A-Rod just hit his fourteenth homerun of the month – tying a one year old record set by Albert Pujols. And if this is any sign of how his season (and remaining career) will go, he will soon break two very important records which will most likely be held until then by Barry Bonds.
I’ll admit that I’m not the first person to say this; but if A-Rod does go on to break the not-so-hallowed “73,” he will probably become the most popular player in the majors. The problem is, unless he learns to pitch, New York might only be kind enough as to stop booing their third baseman.

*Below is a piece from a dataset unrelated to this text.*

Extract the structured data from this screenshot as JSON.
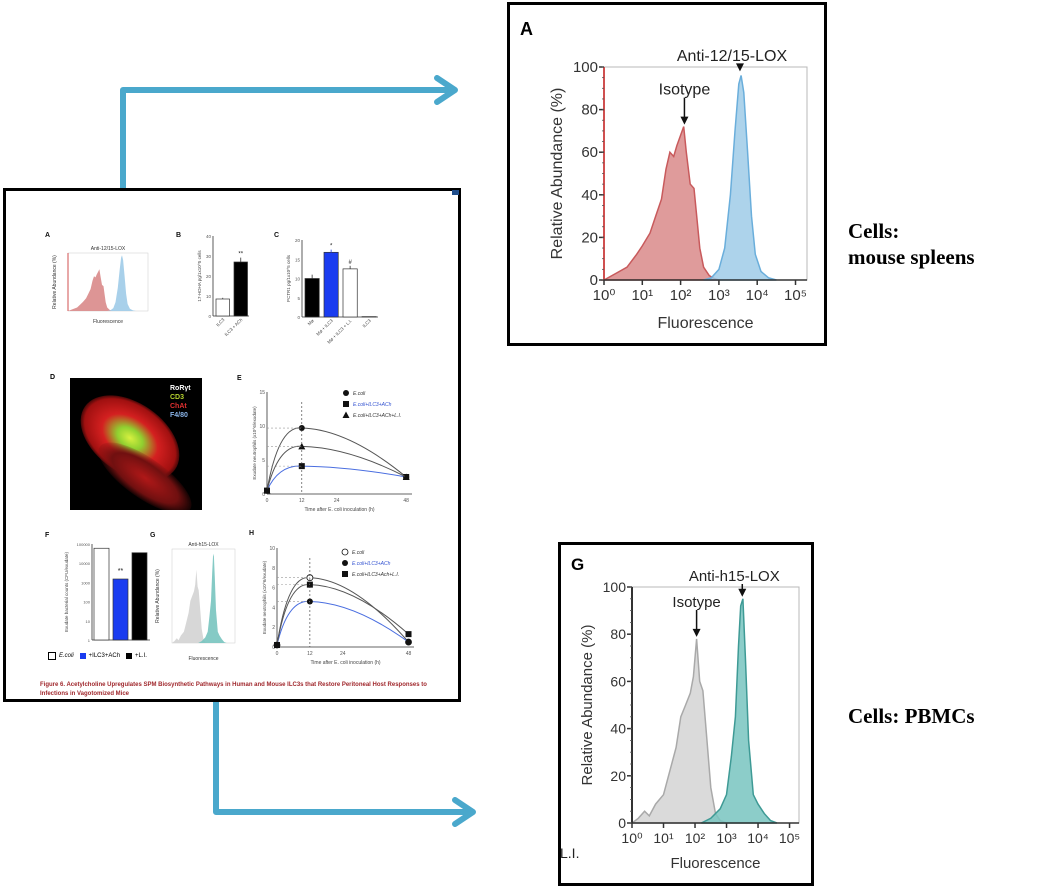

Picture it, every town the Yankees and A-Rod go to, the crowds cheer his homeruns; meanwhile they also cheer as their own team beats up on Yankee pitching. No baseball fan wants to see Barry’s name ingrained in the record books, and with the Yankees looking so beatable lately, they won’t feel so guilty about rooting for a Yankee hitter to do it.
So let’s skip ahead a bit and assume that Rodriguez does break Bonds’ record this year, (I’ll admit that he probably won’t reach the 126 homers he is on pace for, but 110 isn’t far-fetched). I vote that we return to the 154 game season that baseball used pre-1960. Why? Because now that baseball has an expanded playoffs, it sucks having season openers in the rainy first week of April, and the World Series in the chilly last week of October. So let’s cut down the season by at least a week and a half to shore this up a bit.
Probably the main argument against doing this is that it screws up the record books. But now that our offensive records have all been skewed by the steroids era, let’s start fresh. This will be even easier to do once A-Rod knocks Barry’s name from the list. And don’t think this will be a knock on A-Rod; he’ll forever be the record holder for the 162 game season, and he’ll have the first shot at grabbing Babe Ruth’s 154 game record.